Reasons for not eating enough during the day are many and may include:

  • dieting or other forms of intentional food restriction

  • stress

  • running around

  • poor hunger cues

  • slow moving digestion

  • eating meals to a fullness level of less than 7-8 (pleasant fullness) which can happen from underestimating food portions (like from packing lunch quickly for work), among many others

It’s easy enough to get by during the day not consuming adequate calories. Many of us are busy, running around, working, etc, and may not be fully attuned to our hunger and fullness cues. 

When you plop down on the couch at the end of the night, however, it's a whole different story. Your hunger catches up to you. 

Add stress and tiredness to that and it’s a perfect recipe for snacking galore. 

So what do you do now with this information?

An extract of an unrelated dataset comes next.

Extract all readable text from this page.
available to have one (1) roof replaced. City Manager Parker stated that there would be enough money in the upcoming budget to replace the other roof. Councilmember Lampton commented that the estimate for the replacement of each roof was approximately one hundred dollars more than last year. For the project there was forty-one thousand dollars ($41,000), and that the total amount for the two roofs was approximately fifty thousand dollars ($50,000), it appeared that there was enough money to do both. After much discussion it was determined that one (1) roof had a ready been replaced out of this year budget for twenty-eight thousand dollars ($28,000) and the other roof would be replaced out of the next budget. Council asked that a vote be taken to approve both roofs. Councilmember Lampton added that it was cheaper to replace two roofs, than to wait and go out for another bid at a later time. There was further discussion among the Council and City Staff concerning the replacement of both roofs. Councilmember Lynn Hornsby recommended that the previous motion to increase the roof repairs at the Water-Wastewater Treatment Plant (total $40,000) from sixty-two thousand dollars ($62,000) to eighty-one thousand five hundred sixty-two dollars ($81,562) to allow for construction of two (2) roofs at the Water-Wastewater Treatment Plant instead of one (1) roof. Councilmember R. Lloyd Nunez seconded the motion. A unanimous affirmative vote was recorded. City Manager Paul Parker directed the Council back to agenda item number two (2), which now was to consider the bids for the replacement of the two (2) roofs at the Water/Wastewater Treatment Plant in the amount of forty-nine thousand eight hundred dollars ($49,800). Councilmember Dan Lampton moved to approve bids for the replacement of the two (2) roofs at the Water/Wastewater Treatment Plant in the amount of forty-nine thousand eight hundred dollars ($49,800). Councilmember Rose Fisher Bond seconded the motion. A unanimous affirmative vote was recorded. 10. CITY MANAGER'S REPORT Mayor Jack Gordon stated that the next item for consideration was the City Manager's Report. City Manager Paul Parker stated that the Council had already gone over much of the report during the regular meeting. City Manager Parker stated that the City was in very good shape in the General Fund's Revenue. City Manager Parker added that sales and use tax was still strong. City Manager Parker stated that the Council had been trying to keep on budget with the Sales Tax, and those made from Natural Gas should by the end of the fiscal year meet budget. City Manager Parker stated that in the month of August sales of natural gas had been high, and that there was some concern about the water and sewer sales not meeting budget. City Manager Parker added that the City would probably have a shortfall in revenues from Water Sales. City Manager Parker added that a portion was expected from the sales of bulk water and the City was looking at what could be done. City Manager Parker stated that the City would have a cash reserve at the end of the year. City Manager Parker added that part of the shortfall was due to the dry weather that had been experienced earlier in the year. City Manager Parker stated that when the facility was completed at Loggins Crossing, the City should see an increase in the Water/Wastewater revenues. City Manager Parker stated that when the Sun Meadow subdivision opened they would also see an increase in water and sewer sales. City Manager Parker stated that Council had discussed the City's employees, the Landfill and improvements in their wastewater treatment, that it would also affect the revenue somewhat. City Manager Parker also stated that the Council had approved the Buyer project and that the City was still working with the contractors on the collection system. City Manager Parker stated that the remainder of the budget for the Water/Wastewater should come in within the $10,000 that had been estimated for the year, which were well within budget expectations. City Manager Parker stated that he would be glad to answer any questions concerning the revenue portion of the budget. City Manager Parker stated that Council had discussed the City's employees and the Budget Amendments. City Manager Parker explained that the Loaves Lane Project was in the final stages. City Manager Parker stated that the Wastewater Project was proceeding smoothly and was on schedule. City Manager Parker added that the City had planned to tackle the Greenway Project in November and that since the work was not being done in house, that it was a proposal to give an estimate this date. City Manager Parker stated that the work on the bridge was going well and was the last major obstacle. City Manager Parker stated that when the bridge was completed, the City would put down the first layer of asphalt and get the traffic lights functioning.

For one, it’s helpful to have an understanding of what’s going on. That way you stop blaming yourself, or supposed 'lack of willpower', for your snacking. 

If you feel you snack too much and would like to snack less, don’t restrict your snacks. Portion out some snacks for yourself. Perhaps pre-pour some popcorn into a bowl, cut up some fruit, cheese, chocolate, or whatever it is you want to eat. Try and add a little protein and/or fibre to your snack for increased satiety. 

And make sure to eat enough during the day. Long periods of fasting, such as in intermittent fasting, can easily contribute to increased hunger levels at night, and on subsequent days.  

And just because your colleague has no problem not eating past 8pm, doesn't mean that it should be easy for you too (I would have a very hard time not eating past 8pm).

If you’re feeling like getting a hold on your night time snacking is an impossible mission and you’d like some support, book a (free, no strings attached) call to chat with me. We can talk about it. 

Lastly, if you feel you’d like to eat less at night, ask yourself why you want to eat less. Is it for weight control? Because your stomach hurts after snacking? Because you simply feel you “shouldn’t”? You’re under no obligation to eat any more or any less. Question your “shoulds”.